If $\left| a \right|=\left| b \right|=1$ and $\left| a+b \right|=\sqrt{3}$, then the value of $\left( 3a-4b \right)\left( 2a+5b \right)$ is
A. $-21$
B. $-\dfrac{21}{2}$
C. 21
D. $\dfrac{21}{2}$

Answer 1

We first need to remove the modulus functions. We take the square value to get rid of the modulus function. We get the values of ${{a}^{2}},{{b}^{2}},{{\left( a+b \right)}^{2}}$. We use the square formula of ${{\left( a+b \right)}^{2}}={{a}^{2}}+{{b}^{2}}+2ab$. We put the values to get the value of $ab$. We complete the multiplication of $\left( 3a-4b \right)\left( 2a+5b \right)$ and get the final solution.
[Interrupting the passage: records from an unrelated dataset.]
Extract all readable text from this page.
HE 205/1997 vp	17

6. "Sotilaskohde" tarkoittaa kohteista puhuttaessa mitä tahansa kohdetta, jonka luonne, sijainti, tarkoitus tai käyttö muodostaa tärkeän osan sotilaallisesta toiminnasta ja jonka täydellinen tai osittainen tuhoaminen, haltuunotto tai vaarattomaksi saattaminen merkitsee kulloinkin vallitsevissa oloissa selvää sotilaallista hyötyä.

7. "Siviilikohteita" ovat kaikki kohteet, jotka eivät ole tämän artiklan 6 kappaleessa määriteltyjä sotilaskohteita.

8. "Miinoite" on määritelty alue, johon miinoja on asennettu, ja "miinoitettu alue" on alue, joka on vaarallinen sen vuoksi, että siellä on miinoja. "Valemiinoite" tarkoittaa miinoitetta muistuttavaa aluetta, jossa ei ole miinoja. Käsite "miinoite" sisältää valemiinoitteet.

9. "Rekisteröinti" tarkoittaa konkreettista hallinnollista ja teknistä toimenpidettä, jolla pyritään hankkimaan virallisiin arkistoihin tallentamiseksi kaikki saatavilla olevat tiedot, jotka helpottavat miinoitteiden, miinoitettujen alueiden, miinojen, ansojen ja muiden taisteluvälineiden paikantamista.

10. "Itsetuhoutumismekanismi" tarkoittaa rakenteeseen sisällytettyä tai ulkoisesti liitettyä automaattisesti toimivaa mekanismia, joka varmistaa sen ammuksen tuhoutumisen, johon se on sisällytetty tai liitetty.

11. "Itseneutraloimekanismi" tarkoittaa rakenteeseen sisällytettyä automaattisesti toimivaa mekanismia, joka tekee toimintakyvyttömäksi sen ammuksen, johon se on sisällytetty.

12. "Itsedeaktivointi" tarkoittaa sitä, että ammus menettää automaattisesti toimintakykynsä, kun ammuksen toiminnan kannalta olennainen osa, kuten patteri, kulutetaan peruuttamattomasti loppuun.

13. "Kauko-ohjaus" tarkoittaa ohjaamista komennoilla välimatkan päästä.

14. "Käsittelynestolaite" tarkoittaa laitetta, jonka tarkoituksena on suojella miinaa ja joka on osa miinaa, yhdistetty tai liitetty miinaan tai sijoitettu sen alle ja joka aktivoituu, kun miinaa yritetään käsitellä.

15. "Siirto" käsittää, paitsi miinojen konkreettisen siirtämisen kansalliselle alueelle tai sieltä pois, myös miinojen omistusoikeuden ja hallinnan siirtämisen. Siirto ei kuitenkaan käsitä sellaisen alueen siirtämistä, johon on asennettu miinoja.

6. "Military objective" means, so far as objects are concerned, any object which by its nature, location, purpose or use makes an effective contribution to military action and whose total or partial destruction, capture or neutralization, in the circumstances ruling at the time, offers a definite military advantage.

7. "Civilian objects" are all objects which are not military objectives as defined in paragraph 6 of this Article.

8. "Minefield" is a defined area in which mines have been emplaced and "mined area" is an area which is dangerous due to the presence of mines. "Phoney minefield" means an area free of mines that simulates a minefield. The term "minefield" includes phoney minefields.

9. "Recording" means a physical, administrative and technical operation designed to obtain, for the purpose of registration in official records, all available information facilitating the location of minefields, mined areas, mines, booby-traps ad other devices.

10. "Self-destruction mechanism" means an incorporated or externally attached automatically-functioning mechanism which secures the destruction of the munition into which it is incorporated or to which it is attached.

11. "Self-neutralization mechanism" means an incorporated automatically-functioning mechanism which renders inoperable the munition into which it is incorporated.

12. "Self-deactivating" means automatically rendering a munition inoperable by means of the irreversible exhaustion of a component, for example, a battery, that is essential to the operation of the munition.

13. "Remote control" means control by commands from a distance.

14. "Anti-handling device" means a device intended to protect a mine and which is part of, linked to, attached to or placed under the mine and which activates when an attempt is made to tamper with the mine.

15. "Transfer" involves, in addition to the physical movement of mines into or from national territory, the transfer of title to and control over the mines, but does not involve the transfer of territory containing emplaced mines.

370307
Complete step by step answer:
The given condition is $\left| a \right|=\left| b \right|=1$. We take the square value to get rid of the modulus function.
We get ${{a}^{2}}={{b}^{2}}=1$. Applying similar thing for $\left| a+b \right|=\sqrt{3}$, we get ${{\left( a+b \right)}^{2}}=3$.
Now we break the square using ${{\left( a+b \right)}^{2}}={{a}^{2}}+{{b}^{2}}+2ab$.
Putting the values, we get
$\begin{aligned} & {{\left( a+b \right)}^{2}}={{a}^{2}}+{{b}^{2}}+2ab \\\ & \Rightarrow 3=1+1+2ab \\\ & \Rightarrow ab=\dfrac{1}{2} \\\ \end{aligned}$
We now complete the multiplication of $\left( 3a-4b \right)\left( 2a+5b \right)$.
$\left( 3a-4b \right)\left( 2a+5b \right)=6{{a}^{2}}-20{{b}^{2}}+7ab$
We put the values to get
$\begin{aligned} & \left( 3a-4b \right)\left( 2a+5b \right) \\\ & =6{{a}^{2}}-20{{b}^{2}}+7ab \\\ & =6\times 1-20\times 1+7\times \dfrac{1}{2} \\\ & =\dfrac{7}{2}-14 \\\ & =-\dfrac{21}{2} \\\ \end{aligned}$
Therefore, the value of $\left( 3a-4b \right)\left( 2a+5b \right)$ is $-\dfrac{21}{2}$. The correct option is option (B).

Note:
We use the modulus function to get the distance or length in general. That becomes without the sign. The vector form changes it to scalar form. Therefore, without taking square value we cannot use the modulus function in any simplification.